Résumé : Les laves provenant de l’arc des Petites Antilles sont caractérisées par une grande variabilité chimique et leurs compositions isotopiques suggèrent une contribution variable de matériel crustal ancien dans leur genèse. L’arc des Petites Antilles est également caractérisé par une zonation chimique nord-sud, les laves des îles du sud présentant généralement des signatures isotopiques crustales plus fortes que celles des îles du nord. Nous avons tenté dans cette étude d’établir s’il existe des variations de la composition chimique des sédiments entrant en subduction le long de l’arc, et si d’éventuels changements de leur composition peuvent expliquer les variations chimiques observées au sein des laves. Pour ce faire, nous avons réalisé une étude géochimique approfondie (majeurs, traces, isotopes du Sr, du Nd, de l’Hf et du Pb) du flux sédimentaire potentiellement entrant dans la zone de subduction à différentes latitudes. L’échantillonnage comprend des sédiments forés au niveau des sites 543 (nord de l’arc) et 144 (extrême sud de l’arc) lors des campagnes DSDP 78A et 14 respectivement, et des sédiments provenant de l’île de la Barbade (sud de l’arc).

Les échantillons présentent une grande hétérogénéité lithologique correspondant globalement à un mélange en proportion variable entre une composante détritique et une composante biogénique (siliceuse ou carbonatée). De plus, au niveau du site 144, des niveaux très riches en matière organique (black shales) datant du Cénomanien supérieur au Santonien (~ 95 à 84 Ma) ont été forés. Ces formations correspondent à l’enregistrement des Oceanic Anoxic Events 2 et 3. Nous avons montré que la « dilution » variable de la fraction détritique par la composante biogénique est le facteur qui contrôle largement les variations de concentrations en éléments traces observées. De plus, nous avons révélé un enrichissement en U extrêmement important au sein des black shales du site 144. Les signatures isotopiques de l’Hf, du Nd et du Pb sont dominées par la composante détritique, alors que celle du Sr, dans le cas d’échantillons riches en carbonates est dominée par celle de l’eau de mer. Les sédiments des trois sites présentent des compositions isotopiques du Pb fortement radiogéniques par rapports aux sédiments océaniques « classiques », que nous avons associées à une forte contribution de matériel issu de l’altération des cratons guyanais et brésilien dans la composante détritique. De plus, la décroissance radioactive de l’U dans les black shales du site 144 a généré des rapports 206-207Pb/204Pb extrêmement radiogéniques.
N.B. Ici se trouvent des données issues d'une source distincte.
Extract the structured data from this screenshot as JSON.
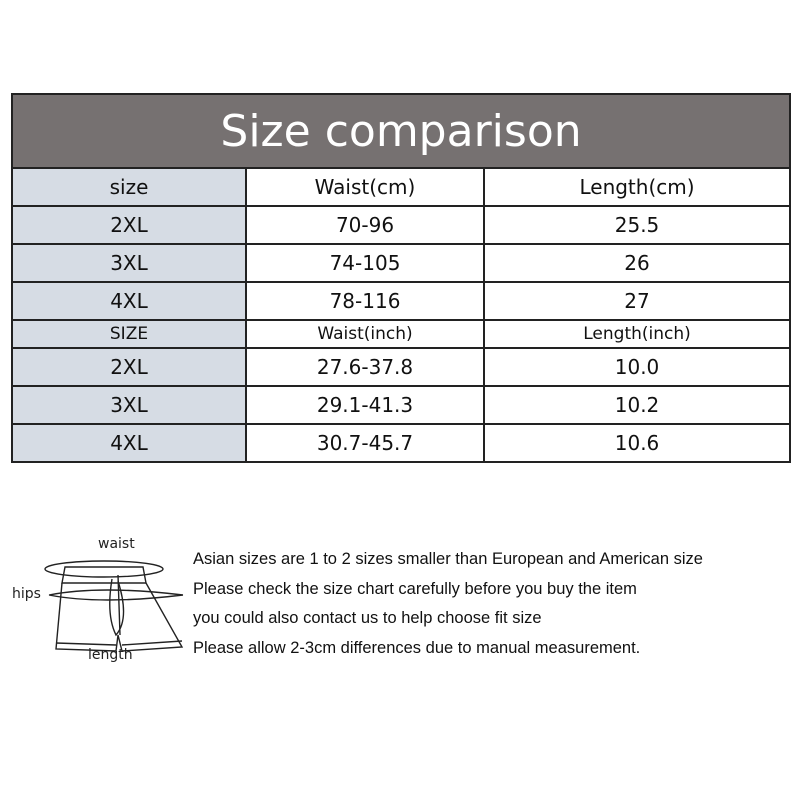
{
  "title": "Size comparison",
  "cm_header": [
    "size",
    "Waist(cm)",
    "Length(cm)"
  ],
  "cm_rows": [
    [
      "2XL",
      "70-96",
      "25.5"
    ],
    [
      "3XL",
      "74-105",
      "26"
    ],
    [
      "4XL",
      "78-116",
      "27"
    ]
  ],
  "inch_header": [
    "SIZE",
    "Waist(inch)",
    "Length(inch)"
  ],
  "inch_rows": [
    [
      "2XL",
      "27.6-37.8",
      "10.0"
    ],
    [
      "3XL",
      "29.1-41.3",
      "10.2"
    ],
    [
      "4XL",
      "30.7-45.7",
      "10.6"
    ]
  ],
  "diagram": {
    "waist": "waist",
    "hips": "hips",
    "length": "length"
  },
  "notes": [
    "Asian sizes are 1 to 2 sizes smaller than European and American size",
    "Please check the size chart carefully before you buy the item",
    "you could also contact us to help choose fit size",
    "Please allow 2-3cm differences due to manual measurement."
  ],
  "colors": {
    "title_bg": "#767171",
    "size_col_bg": "#d6dce4"
  }
}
Un mélange entre le manteau appauvri et les sédiments du site 543 reproduit les compositions isotopiques des laves de la partie nord de l’arc. Pour la partie sud de l’arc un mélange entre les sédiments les plus radiogéniques en Pb du site 144 et le manteau appauvri explique les compositions des laves des îles de la Martinique à Grenade. Une contribution croissante des black shales du nord vers le sud est nécessaire, et est de plus en accord avec l’augmentation du nord vers le sud de l’âge du plancher océanique subduit. Enfin, quelques sédiments de l’île de la Barbade présentent certaines caractéristiques compatibles avec leur implication dans la genèse des laves de la partie sud de l’arc.